詠う(短歌)

短歌:11首選ぶということ

原稿をいつもどおり速達で送った。今月はもう一つある、11首選。作品1(同人)の中から11首選ぶのだ。これが思いのほか大変。自分の歌は見えないのに(から)、人の歌はあれこれ言いたくなる。独自の言葉をどこまで発見できるか、だろうか。いつもいい歌を詠んでいる人もある。

誕生日がやってくる12月、今月は嬉しかった。好日12月号「私の好きな歌」で選んでもらった1首の批評の言葉。読み取って欲しい気持ちを、それ以上でも以下でもなく汲み取ってくださったこと、そこまで理解していただけるのかと嬉しかった。

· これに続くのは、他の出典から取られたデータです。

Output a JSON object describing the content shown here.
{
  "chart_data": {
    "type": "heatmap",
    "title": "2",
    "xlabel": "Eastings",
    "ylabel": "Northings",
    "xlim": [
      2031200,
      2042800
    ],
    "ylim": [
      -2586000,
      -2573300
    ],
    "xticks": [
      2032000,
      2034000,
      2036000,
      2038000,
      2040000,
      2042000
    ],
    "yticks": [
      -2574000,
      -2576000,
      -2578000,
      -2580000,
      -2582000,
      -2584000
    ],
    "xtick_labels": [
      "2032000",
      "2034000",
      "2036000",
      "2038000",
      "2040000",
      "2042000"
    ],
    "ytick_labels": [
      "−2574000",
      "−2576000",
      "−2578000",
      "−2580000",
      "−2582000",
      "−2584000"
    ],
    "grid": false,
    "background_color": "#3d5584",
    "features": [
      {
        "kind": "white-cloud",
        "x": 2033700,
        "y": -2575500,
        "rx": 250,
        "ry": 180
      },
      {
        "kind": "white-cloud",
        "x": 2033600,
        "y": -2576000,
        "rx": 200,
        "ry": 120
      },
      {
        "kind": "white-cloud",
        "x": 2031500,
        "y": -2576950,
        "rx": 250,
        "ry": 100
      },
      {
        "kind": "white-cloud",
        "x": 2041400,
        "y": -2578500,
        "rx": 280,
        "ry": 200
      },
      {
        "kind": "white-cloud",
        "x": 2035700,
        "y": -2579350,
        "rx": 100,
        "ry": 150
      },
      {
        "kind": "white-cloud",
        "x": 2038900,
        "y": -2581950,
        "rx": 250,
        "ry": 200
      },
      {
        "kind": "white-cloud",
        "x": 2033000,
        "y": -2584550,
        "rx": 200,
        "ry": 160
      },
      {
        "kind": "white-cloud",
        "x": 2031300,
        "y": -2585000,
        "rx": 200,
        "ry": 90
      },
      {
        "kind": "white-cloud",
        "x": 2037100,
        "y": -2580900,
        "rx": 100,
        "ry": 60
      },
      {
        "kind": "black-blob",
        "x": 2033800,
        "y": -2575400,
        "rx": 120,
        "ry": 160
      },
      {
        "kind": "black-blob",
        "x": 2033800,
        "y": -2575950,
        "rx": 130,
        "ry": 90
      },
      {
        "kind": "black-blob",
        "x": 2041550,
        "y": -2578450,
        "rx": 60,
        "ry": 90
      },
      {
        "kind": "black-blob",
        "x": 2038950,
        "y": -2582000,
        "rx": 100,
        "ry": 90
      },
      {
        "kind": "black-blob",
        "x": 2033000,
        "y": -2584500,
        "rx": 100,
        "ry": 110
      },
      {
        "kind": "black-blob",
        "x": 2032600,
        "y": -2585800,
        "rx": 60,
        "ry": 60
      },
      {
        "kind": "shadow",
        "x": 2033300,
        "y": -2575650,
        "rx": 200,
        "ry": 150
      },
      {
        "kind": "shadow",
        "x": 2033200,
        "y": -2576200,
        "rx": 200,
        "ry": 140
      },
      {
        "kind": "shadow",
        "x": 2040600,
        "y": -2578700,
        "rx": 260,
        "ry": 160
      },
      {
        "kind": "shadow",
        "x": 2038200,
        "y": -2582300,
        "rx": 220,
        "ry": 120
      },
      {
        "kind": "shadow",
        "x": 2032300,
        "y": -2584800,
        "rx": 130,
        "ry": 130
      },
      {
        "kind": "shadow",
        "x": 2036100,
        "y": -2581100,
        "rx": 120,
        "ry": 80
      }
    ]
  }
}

《八月の光に混じる祖父の声    戦死した伯父の名が降りそそぐ》
(好日10月号より)

8月は特別の月だ。戦後生まれだけど8月15日の正午のサイレンと沈黙の重苦しさを毎年、18歳で故郷を離れるときまで体験した。写真だけの戦死者でしかなかった伯父が、祖父や母の話を通して、血肉を持つ生きていた人に変わっていった気がする。思いだけが渦巻くようにあって、まだまだ詠みきれていない。

東京新聞夕刊「この道」に早乙女勝元氏が戦時中、戦後の体験を掲載中だ。